C’est un pays serein que dirige avec sagesse le Premier ministre Drnovsek. Tellement serein qu’il craint de voir son bonheur se diluer dans l’Union Européenne.

De notre envoyé spécial (Extrait de L’Express n° 2678 semaine du 31 octobre au – novembre 2002

 

Dans l’Eurobaromètre, enquête régulière sur les opinions pu­bliques européennes, ce petit pays-là détient une place à part. Avec ses vallées alpines, ses clochetons immaculés, sa capitale assoupie, aimable bourgade où les façades de style classique dessinent un décor de sous-préfecture de l’empire des Habsbourg, la Slo­vénie est, parmi les futurs membres appelés à rejoindre l’Union européenne en 2004, le pays le plus méconnu des Français. « C’est la raison du succès, commente, avec ce brin de fatalisme des Slaves du Sud, le Premier ministre, Janez Drnovsek. Notre développement est stable, notre économie est saine et nous sommes à l’abri des conflits rien ici n’attire l’attention des médias étrangers. »
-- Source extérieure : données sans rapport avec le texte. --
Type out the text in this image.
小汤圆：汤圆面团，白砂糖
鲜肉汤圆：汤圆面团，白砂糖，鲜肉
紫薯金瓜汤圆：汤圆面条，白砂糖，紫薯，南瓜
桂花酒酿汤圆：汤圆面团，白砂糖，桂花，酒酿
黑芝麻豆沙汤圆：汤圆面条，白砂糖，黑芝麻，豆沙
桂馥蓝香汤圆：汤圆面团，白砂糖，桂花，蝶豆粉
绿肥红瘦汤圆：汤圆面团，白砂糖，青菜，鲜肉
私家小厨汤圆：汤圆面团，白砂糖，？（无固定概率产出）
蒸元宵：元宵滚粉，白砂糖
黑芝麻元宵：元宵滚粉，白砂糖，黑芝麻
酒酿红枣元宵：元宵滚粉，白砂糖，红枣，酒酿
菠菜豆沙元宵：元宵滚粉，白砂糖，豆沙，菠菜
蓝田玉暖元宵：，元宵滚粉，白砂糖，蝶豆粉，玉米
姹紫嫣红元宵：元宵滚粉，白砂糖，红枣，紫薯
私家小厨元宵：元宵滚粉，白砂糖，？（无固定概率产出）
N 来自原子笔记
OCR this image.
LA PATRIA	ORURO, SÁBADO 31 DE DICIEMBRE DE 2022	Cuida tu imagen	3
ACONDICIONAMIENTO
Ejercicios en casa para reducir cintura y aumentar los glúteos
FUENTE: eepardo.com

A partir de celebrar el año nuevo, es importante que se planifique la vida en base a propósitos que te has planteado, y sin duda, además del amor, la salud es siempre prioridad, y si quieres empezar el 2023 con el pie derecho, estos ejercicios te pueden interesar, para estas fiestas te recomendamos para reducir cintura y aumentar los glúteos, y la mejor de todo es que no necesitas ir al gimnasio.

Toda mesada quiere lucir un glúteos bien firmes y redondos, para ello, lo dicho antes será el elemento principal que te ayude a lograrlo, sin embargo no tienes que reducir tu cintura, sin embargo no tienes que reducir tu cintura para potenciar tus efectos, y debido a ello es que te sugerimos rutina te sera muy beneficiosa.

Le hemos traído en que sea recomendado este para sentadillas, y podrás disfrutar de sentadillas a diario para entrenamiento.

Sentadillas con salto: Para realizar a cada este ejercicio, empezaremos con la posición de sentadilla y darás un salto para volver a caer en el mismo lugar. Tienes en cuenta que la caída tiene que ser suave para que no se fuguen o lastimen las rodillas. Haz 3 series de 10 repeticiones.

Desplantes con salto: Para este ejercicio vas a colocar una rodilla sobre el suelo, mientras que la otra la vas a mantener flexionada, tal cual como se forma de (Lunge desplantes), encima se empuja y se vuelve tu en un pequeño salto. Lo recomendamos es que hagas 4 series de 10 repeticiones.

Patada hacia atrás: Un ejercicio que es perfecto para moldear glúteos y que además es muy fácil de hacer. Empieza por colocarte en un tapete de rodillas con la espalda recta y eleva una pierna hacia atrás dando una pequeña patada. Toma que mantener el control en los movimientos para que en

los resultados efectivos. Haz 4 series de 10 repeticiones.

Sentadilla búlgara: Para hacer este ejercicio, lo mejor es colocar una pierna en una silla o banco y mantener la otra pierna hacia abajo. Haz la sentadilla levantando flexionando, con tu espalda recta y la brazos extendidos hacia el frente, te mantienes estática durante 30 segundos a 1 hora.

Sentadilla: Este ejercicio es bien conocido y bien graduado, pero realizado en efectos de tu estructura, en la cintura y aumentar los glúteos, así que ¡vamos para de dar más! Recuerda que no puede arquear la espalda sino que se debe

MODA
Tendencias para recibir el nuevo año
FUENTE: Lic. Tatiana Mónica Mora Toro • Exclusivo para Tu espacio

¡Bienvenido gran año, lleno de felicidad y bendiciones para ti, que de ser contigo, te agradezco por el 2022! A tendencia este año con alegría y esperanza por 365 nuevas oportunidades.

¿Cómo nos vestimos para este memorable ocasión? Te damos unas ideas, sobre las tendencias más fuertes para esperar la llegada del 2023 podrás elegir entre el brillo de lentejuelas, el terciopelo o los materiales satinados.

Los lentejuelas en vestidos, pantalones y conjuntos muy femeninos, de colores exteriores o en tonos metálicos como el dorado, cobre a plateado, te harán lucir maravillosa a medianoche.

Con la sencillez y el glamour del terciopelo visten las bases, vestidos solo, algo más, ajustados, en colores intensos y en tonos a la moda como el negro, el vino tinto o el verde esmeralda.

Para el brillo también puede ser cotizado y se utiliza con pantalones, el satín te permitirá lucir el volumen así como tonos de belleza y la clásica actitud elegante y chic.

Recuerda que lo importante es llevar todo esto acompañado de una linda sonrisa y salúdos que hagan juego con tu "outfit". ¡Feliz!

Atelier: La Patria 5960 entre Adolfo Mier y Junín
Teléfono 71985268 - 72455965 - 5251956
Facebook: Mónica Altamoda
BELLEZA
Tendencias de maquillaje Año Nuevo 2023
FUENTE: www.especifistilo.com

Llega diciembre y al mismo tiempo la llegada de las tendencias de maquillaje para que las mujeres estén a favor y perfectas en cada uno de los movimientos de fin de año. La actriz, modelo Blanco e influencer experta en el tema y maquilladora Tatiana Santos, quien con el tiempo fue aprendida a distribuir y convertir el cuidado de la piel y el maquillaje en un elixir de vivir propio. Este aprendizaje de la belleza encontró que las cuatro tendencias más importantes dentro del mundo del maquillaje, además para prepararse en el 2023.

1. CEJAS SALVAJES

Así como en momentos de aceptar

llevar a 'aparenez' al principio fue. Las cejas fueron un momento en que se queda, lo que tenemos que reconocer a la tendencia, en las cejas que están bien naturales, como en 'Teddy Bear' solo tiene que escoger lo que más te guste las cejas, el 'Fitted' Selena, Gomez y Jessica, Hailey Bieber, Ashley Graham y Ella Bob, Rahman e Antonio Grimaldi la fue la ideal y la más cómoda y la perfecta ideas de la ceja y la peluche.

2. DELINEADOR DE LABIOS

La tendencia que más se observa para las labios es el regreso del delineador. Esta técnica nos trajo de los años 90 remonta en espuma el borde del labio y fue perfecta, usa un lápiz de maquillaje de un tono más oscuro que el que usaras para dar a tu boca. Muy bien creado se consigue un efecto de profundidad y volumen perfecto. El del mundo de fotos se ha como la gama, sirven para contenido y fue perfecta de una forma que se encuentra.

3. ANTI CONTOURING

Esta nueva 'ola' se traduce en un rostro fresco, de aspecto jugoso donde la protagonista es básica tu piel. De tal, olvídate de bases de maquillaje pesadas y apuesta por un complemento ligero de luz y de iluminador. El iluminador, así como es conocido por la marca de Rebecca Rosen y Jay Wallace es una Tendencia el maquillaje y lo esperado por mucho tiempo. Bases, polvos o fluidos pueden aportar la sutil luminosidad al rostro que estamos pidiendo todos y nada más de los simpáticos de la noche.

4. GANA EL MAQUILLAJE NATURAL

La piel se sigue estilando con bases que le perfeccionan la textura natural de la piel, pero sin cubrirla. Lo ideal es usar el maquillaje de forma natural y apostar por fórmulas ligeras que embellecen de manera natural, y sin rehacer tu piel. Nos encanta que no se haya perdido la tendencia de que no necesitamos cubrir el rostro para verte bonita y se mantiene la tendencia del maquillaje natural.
Pour vivre heureux, vivons cachés. Ce pourrait être la devise nationale des Slovènes. Leur territoire, ces versants alpins qui dévalent vers l’Adriatique, a longtemps été en proie à la convoitise des voisins latins, germaniques, hongrois. L’expérience yougoslave elle-même a vite été perçue comme la sujétion à une nouvelle domination extérieure, croate et serbe. De cette histoire, les Slovènes ont gardé un vif attachement à leur indépendance, arrachée en 1991 lors de l’éclatement de l’ex-Yougoslavie, et une solide méfiance à l’égard des appétits étrangers. Ce n’est pas le moindre des succès à porter au crédit de Janez Drnovsek que d’avoir conduit, malgré les réticences d’une large partie de ses concitoyens, le pays à l’adhésion. A 52 ans, cet économiste inspire, il est vrai, une telle estime qu’il est donné comme le prochain vainqueur de l’élection prési­dentielle des 10 novembre et 1er décembre.

 

 

Janez le bienheureux

 

En 1989, celui qui n’est alors qu’un inconnu devient le premier élu non communiste à représenter la République slovène à la présidence collective de Yougoslavie. Il sera le dernier président de la Fédération yougoslave, entre 1989 et 1990, période pendant laquelle il défend les droits de l’homme et permet la tenue d’élections libres en Slovénie et en Croatie. Ce polyglotte il parle six langues, dont le français discret, presque taciturne, adepte du yoga, bourreau de travail connu pour peser ses mots et ses décisions, passé par l’épreuve du cancer, gouverne la Slovénie depuis 1992 (sauf pendant six mois) avec un seul objectif: ancrer le pays à l’Ouest, dans l’Union et dans l’Otan. « Nous réintégrons l’Europe, explique cet auteur d’une autobiographie intitulée Echapper â l’enfer, décidés à assumer notre part des res­ponsabilités communes et no­tamment à aider à la stabili­sation des Balkans. » Les relations, un temps difficiles, avec l’Autriche et l’Italie les droits des minorités respec­tives, l’indemnisation des biens expropriés après 1945 ont été normalisées. Membre du Parti européen des libéraux démocrates et réformateurs, Drnovsek plaide déjà pour un prochain élargissement au voi­sin croate « avant la Rouma­nie et la Bulgarie », une simplification des mécanismes de prise de décision dans l’Europe à 25, une réforme de la po­litique agricole européenne, « trop subventionnée », et « un renforcement politique, économique mais aussi militaire de l’Europe dans le partenariat avec les Etats-Unis ». Patiemment, face à son opinion tentée par une neutralité à la suisse, il défend la prochaine adhésion à l’Otan comme il ouvre progressivement l’économie slovène, encore largement publique, aux intérêts privés étrangers, seuls capables d’investir et d’assurer la compétitivité des entreprises locales. A force de pédagogie, il a ainsi désarmé les oppositions à la privatisation de l’industrie pharmaceutique et bancaire ou d’une des deux brasseries nationales. « L’opinion slovène est, au sein des pays candidats, celle qui est la mieux informée des mécanismes de l’Union européenne, constate l’Irlandais Erwan Fouere, chef de la délégation européenne. Mais elle est traversée par la crainte de perdre, avec l’élargissement, sa qualité de vie et de voir ses coutumes menacées. »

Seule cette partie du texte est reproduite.